Das kann doch nicht sein.
Schnellzüge halten in den Städten.
Aber eine Ausnahme gibt es.
Wer mit dem Zug von Bern über Neuenburg nach La Chaux-de-Fonds fährt, erlebt, dass der Zug kurz hält und dann in entgegengesetzter Fahrtrichtung weiterfährt. So ist es seit 1859. Jeder Zug muss hier wenden.
Während der Bundesrat 2018 vorgeschlagen hat, den Kopfbahnhof mit einem Tunnel zu umfahren, beschliesst der Ständerat im März 2019, eine neue Bahnlinie zwischen den beiden grossen Städten des Kantons zu bauen.
Chambrelien liegt 44 Minuten von Bern. Der Bahnhof ist nicht bedient. Das Bahnhofbuffet scheint verlassen. Einige Pendler haben ihre Autos abgestellt.
Man hört das Motorengeräusch des wegfahrenden Zuges, dann nur noch summende Insekten.

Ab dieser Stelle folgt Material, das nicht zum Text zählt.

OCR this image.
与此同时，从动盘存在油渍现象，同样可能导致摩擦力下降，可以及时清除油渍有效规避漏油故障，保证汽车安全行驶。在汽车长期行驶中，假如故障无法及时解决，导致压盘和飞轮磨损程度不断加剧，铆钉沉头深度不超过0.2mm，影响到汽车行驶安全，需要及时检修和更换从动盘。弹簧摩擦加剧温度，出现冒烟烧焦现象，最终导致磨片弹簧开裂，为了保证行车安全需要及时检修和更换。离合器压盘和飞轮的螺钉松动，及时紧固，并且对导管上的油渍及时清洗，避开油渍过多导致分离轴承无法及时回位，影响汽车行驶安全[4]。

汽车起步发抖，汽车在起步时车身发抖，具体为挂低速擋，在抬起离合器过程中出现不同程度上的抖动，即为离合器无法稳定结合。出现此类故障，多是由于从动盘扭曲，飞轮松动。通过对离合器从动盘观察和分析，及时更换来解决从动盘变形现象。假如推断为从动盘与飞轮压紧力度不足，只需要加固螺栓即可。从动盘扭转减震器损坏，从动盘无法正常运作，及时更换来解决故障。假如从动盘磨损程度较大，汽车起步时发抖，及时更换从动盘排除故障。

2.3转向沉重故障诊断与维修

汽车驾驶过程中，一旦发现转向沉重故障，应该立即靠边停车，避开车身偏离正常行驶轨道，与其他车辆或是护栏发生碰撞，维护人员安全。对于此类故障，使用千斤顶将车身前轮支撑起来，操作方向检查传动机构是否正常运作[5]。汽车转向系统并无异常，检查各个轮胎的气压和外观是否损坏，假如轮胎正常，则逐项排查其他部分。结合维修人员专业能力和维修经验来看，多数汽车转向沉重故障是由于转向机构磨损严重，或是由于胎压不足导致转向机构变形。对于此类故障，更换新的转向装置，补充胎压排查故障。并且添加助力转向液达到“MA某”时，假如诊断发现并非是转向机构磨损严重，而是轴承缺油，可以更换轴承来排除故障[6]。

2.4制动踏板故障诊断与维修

Ein Werktag vor Ostern, Frühlingshitze, frisches Grün, Blüten. Der Wanderweg führt in die Kalksteinfelsen am Südhang über der Areuseschlucht. Gegenüber auf der anderen Talseite die dunkle Wand des Creux-du-Van.
Zwei Lebewesen, Gemsen, die sich verwundert nach mir umblicken.

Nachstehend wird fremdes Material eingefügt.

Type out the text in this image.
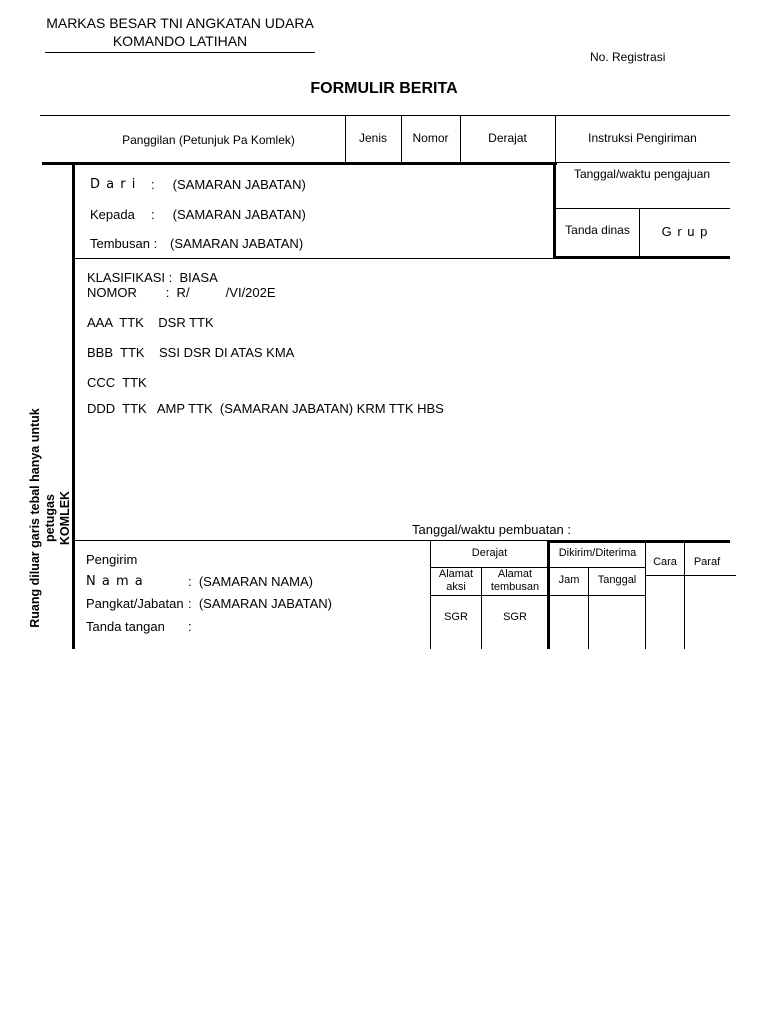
MARKAS BESAR TNI ANGKATAN UDARA
KOMANDO LATIHAN
No. Registrasi
FORMULIR BERITA
Panggilan (Petunjuk Pa Komlek)	Jenis	Nomor	Derajat	Instruksi Pengiriman
Ruang diluar garis tebal hanya untuk petugas KOMLEK
D a r i :     (SAMARAN JABATAN)
Kepada :     (SAMARAN JABATAN)
Tembusan : (SAMARAN JABATAN)
Tanggal/waktu pengajuan
Tanda dinas	G r u p
KLASIFIKASI :  BIASA
NOMOR        :  R/          /VI/202E
AAA  TTK    DSR TTK
BBB  TTK    SSI DSR DI ATAS KMA
CCC  TTK
DDD  TTK   AMP TTK  (SAMARAN JABATAN) KRM TTK HBS
Tanggal/waktu pembuatan :
Pengirim
N a m a	:  (SAMARAN NAMA)
Pangkat/Jabatan :  (SAMARAN JABATAN)
Tanda tangan :
Derajat
Alamat
aksi
Alamat
tembusan
SGR	SGR
Dikirim/Diterima
Jam	Tanggal
Cara	Paraf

Ein Aussichtspunkt. Weit unten in der Schlucht erblickt man die Bahnlinie Neuenburg-Pontarlier mit ihren Tunneln. Die Tunnel sind breit, für eine Doppelspur gebaut. Die ist nicht mehr notwendig. Die direkten Züge von Bern nach Paris, die von Bern in den Westen fuhren, verkehren hier schon lange nicht mehr. Der verbleibende direkte TGV macht einen Umweg über Mülhausen, über 100 Kilometer im Norden.
Der Weg nähert sich langsam den Geleisen. Neue Gitternetze schützen die Bahn vor Steinschlag. Die Steinbrocken auf dem Wanderweg zeigen, dass es die Netze braucht.

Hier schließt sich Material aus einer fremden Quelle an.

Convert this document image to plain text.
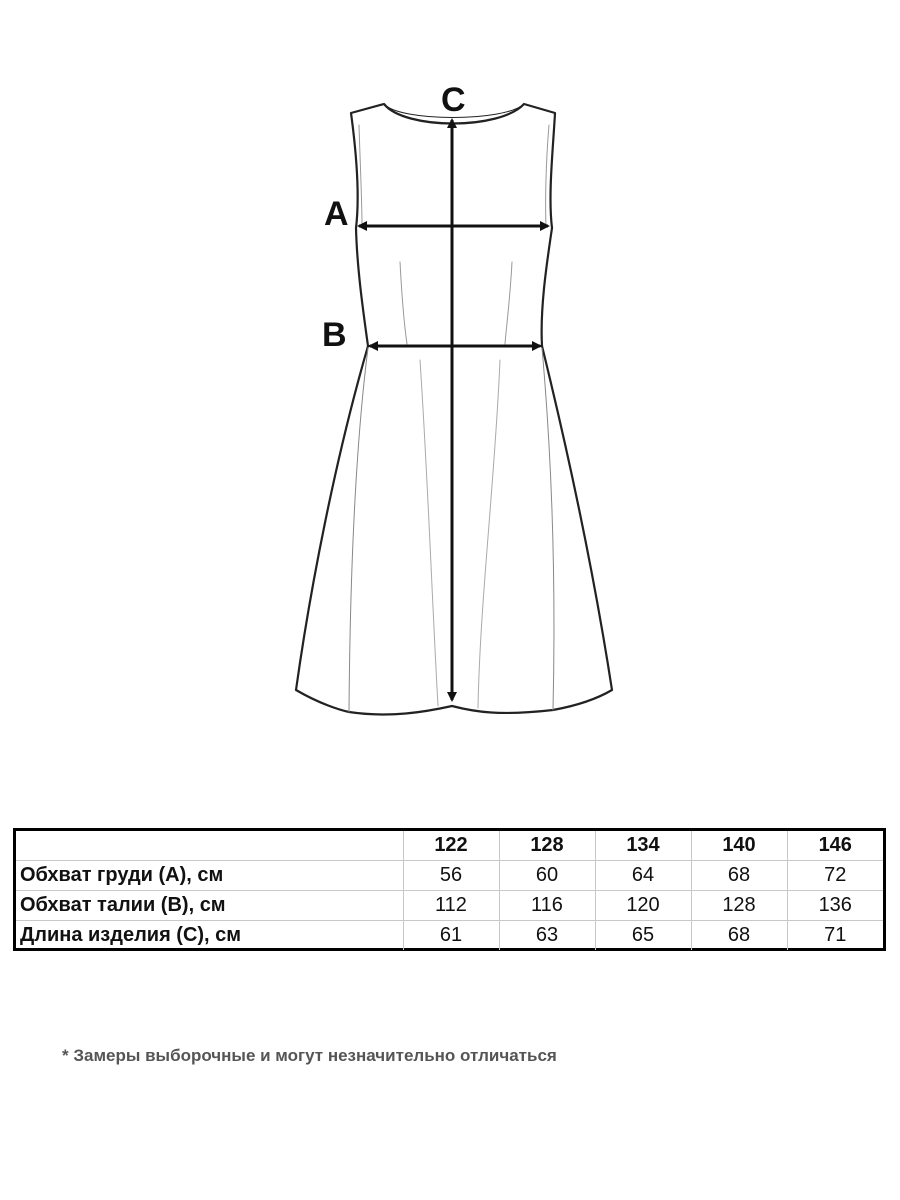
C
A
B
	122	128	134	140	146
Обхват груди (А), см	56	60	64	68	72
Обхват талии (В), см	112	116	120	128	136
Длина изделия (С), см	61	63	65	68	71
* Замеры выборочные и могут незначительно отличаться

Nach einer guten Stunde komme ich zur Bahnhaltestelle Champ-du-Moulin. Unten am kühlen Fluss ist das Hôtel de la Truite. Tische und Stühle stehen draussen an der Sonne. Der Mann an der Bar wünscht sich für Ostern viele Besucher.
Die Qual der Wahl: dortbleiben, weiter flussaufwärts wandern, weiter flussabwärts. Abwärts geht es leichter, das Tal ist breit, Jogger rennen, Familien wandern, es zeigen sich keine Gemsen mehr. Das Tal verengt sich, der Fussweg führt über Treppen und Brücken durch eine dramatische Schlucht, bis sich diese wieder weitet.
In Boudry, kurz vor der Tramhaltestelle, das Geburtshaus von Jean-Paul Marat, ermordet in Paris in der Badewanne. Aber das ist eine andere Geschichte.